Those hungry for takeout in many cities can choose from a variety of restaurant delivery services. But that’s not the case for some cities, such as Youngstown, Ohio.
The on-demand economy hasn’t yet taken off in Youngstown, according to Grubdom Founder Jay White, who hopes to change that with a website and forthcoming mobile app that will allow local diners to order grub from local restaurants.
White, who’s from Youngstown and now lives in New York, noticed that his hometown didn’t have as many delivery choices as other cities. So, he set out to make a change.
“I noticed that there was a void that needed to be filled,” White said.
As a result, he developed Grubdom, a web-based food ordering platform similar to Uber Eats or Seamless that allows people in greater Youngstown to order dinner or a late night snack for pickup or delivery. In addition, the service allows diners to make table reservations when the restaurant allows.
As Youngstown, Ohio, is near the Pennsylvanian border, the platform serves both Youngstown and a small portion of western Pennsylvania.
The Grubdom Model
White wanted to give restaurants more options to reach diners than just through delivery or takeout. So, he created a restaurant reservation feature through Grubdom.
“Maybe you don’t want to put your menu on [the site], but I coded a feature where you can make a table reservation … in the app that’s forthcoming,” he said.
And, to ease the onboarding process onto Grubdom, White seeks to provide restaurants with personalized service. Some restaurant owners simply don’t have time to manually enter their menus into his system — especially if they offer many options.
So, to save restaurants time, White’s own staff can add menus to the system if need be.
Beyond online ordering and reservation booking, White plans to create a blog to feature restaurants. Taking the blog one step further, he also wants to team up with video producers to create a “Parts Unknown”-style video series to draw people to his platform.
One consumer segment that might be drawn to his platform are students at Youngstown State University. For instance, students may not want to interrupt their study time to pick up food, and they may not be inclined to make the trek to pick up food in cold weather.
Food Delivery Apps
As the popularity of mobile devices continues to rise, speedy and convenient on-demand services such as Grubdom are becoming mandatory for restaurants and other food service providers in an increasingly mobile-centric, consumer-driven marketplace.

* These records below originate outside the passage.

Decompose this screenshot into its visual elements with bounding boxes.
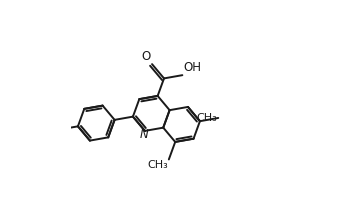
Text: CH₃: CH₃ [147,160,168,170]
Text: CH₃: CH₃ [197,112,217,122]
Text: OH: OH [183,61,201,74]
Text: N: N [139,128,148,141]
Text: O: O [141,50,150,63]
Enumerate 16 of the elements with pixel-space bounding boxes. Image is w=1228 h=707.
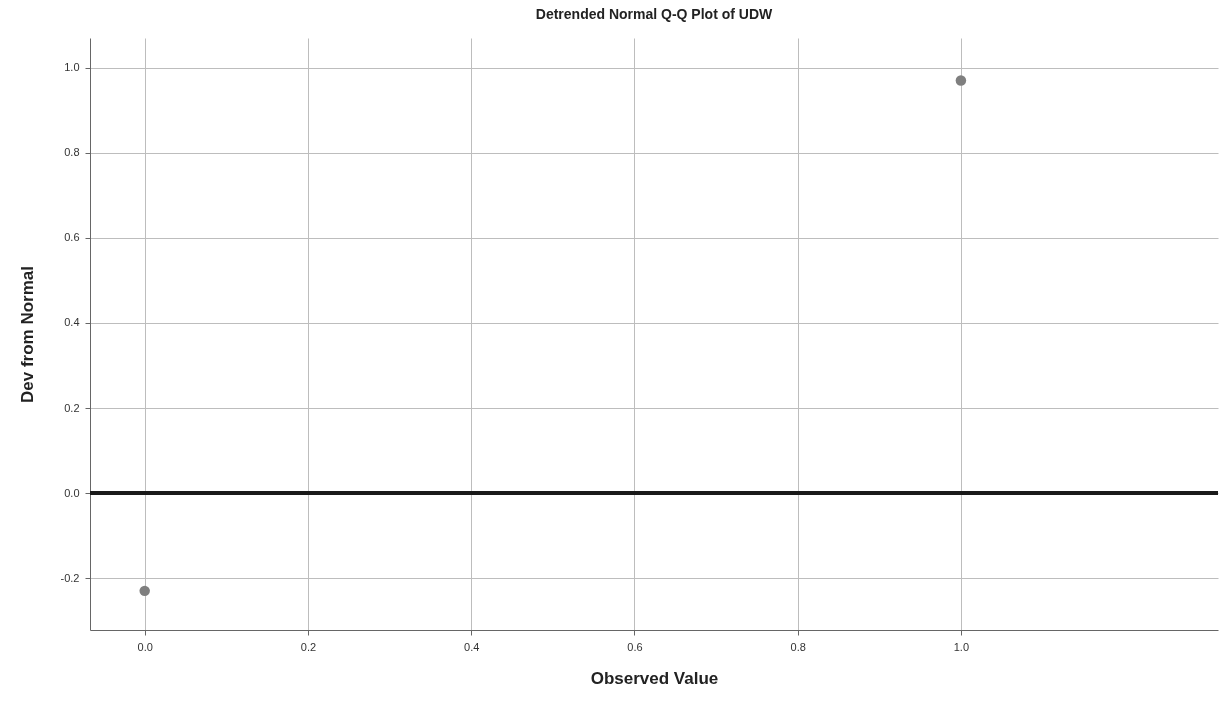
x-tick-label: 0.8	[790, 640, 806, 653]
x-tick-label: 0.6	[627, 640, 643, 653]
y-tick-label: 0.8	[64, 146, 80, 159]
y-axis-title: Dev from Normal	[17, 266, 37, 403]
y-tick-label: -0.2	[60, 571, 80, 584]
x-tick-label: 1.0	[953, 640, 970, 653]
chart-title: Detrended Normal Q-Q Plot of UDW	[535, 6, 774, 22]
x-tick-label: 0.2	[300, 640, 317, 653]
y-tick-label: 0.2	[64, 401, 80, 414]
x-tick-label: 0.4	[464, 640, 480, 653]
y-tick-label: 0.6	[64, 231, 80, 244]
y-tick-label: 0.4	[64, 316, 80, 329]
y-tick-label: 1.0	[64, 61, 80, 74]
x-axis-title: Observed Value	[590, 668, 719, 688]
y-tick-label: 0.0	[64, 486, 80, 499]
x-tick-label: 0.0	[137, 640, 153, 653]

Mobile order-ahead is improving convenience in the food takeout department, with more restaurants offering the option to place an order via a website or mobile device and pick food up when it’s ready.
By 2022, the projected value of the online delivery market is set to be $55 billion, with the annual value of the pizza delivery industry alone at $7 billion.
On the restaurants’ end, commissions can be steep. Thirty percent is on the high end of commission costs charged to participating restaurants by ordering platforms such Grubhub, Uber Eats and DoorDash.
As of 2017, 6.6 percent of all restaurant orders came from digital channels. That outpaced phone orders, which stood at 5 percent, for the first time.
And, to win younger consumers over — like those at the university — many restaurants are betting that millennials prefer their meals with a side of technology. According to a recent restaurant industry survey, millennials are twice as likely to place an advanced order via a mobile device — and 62 percent of them have placed a digital order with a restaurant in the past six months.
The Road Ahead
While Grubdom is still in beta, White hopes to release an app to go along with the website soon. And, when his full platform gets up and running, he plans to expand to new markets.
But White’s vision goes beyond food delivery: He wants to help fuel an economic engine. In sum, he hopes Grubdom will help economic development in his hometown.
The idea is to help an area that used to be focused on manufacturing move into tech industries.
“There’s already an initiative to turn the rust belt into the tech belt, so I want to jump in on that,” White said.